Former President Kim Young-sam was either unlucky or inept in managing the politics of economics; the Korean economy turned down just before the end of his term and the result was an opposition victory by Kim Dae-jung.

Of course the economy is not the only influence on an election. In our experience with democracy, there are still many noneconomic issues such as alumni relationships and regional loyalties that play crucial roles in swaying voters.

Niall Ferguson, an Oxford University economic historian, remarked that voters are stingy with praise for good economic managers but cruel to those who mismanage the economy.

The touchy reaction by this administration to criticism of its economic management may be explained in that light.
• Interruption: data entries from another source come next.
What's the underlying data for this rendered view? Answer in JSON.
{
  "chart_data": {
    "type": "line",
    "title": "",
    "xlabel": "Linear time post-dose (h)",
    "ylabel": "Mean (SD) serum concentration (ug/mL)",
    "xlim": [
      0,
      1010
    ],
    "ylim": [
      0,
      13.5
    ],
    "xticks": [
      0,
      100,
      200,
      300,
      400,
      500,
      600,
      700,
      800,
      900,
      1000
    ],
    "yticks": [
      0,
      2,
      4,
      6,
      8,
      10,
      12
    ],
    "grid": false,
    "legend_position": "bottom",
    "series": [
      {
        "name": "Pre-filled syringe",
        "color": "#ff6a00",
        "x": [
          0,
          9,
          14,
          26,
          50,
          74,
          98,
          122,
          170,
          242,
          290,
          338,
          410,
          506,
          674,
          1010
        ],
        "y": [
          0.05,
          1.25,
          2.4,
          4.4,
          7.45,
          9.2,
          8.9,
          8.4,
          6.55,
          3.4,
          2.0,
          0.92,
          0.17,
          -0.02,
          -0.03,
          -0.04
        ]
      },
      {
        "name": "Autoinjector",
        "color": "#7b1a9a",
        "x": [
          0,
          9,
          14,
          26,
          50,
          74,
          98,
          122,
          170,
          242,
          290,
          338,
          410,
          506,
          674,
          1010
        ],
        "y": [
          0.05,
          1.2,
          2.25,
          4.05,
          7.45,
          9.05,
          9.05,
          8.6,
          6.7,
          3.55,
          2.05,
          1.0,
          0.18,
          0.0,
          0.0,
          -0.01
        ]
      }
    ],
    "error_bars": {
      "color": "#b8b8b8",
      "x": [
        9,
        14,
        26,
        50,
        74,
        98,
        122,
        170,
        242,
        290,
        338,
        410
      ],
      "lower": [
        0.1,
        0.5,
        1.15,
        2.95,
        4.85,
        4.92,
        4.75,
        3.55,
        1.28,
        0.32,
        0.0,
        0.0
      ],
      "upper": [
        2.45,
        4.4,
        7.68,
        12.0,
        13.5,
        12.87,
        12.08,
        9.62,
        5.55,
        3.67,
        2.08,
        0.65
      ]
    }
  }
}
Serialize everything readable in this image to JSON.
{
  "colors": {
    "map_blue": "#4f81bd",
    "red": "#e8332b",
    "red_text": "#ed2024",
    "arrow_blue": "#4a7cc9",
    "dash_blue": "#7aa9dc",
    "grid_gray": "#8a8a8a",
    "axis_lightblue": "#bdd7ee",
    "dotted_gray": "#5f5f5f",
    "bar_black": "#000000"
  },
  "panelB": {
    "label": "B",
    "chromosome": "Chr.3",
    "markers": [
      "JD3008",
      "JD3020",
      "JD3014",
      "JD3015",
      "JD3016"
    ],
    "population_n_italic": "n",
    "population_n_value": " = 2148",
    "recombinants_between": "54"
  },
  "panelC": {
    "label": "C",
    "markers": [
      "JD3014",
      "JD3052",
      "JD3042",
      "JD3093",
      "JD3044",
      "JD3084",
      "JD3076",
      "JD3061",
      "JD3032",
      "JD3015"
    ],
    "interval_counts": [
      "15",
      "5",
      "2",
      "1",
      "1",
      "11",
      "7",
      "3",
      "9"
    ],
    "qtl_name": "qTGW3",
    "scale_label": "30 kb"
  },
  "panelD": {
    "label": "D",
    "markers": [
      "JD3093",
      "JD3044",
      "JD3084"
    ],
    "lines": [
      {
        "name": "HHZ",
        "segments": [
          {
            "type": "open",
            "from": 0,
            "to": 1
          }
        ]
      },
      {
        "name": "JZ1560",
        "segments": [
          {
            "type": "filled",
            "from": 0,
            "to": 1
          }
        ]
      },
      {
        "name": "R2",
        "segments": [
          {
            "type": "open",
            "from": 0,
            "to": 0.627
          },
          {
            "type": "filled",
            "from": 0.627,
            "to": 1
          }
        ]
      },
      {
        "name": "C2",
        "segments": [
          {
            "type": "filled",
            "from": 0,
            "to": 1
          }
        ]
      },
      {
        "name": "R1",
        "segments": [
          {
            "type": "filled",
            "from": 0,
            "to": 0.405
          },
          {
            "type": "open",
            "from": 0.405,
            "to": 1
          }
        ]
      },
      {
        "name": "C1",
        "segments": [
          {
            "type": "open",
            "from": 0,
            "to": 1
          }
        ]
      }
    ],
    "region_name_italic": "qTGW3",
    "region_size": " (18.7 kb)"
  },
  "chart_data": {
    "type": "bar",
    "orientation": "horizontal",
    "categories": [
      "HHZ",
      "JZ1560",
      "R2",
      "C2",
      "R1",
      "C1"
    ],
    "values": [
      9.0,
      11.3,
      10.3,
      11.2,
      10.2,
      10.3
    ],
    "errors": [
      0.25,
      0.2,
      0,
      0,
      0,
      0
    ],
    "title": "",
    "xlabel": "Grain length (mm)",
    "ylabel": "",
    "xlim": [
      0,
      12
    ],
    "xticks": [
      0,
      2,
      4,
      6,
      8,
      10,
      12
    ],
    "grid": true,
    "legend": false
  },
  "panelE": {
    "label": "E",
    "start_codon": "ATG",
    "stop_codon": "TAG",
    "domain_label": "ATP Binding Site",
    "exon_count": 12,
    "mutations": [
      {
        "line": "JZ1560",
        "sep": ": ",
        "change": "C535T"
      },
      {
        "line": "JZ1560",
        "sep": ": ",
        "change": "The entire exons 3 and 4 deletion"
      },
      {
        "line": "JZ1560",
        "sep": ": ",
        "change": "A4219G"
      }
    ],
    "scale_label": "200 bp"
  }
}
The top economic official, Deputy Prime Minister Jeon Yun-churl, has stressed that there are no grounds for pessimism in either exports or domestic consumption. He is reportedly angry about criticism from private economists and the media. Over the weekend, the Finance Ministry excluded private-sector specialists from an event to explain how well the economy is doing.

But third-quarter sales (down 1.6 percent) and profits (down 32.5 percent) reported last Monday for listed firms do not support this optimism. What do voters think? Judgment day is not far away.



The writer is the head of Forbes Korea.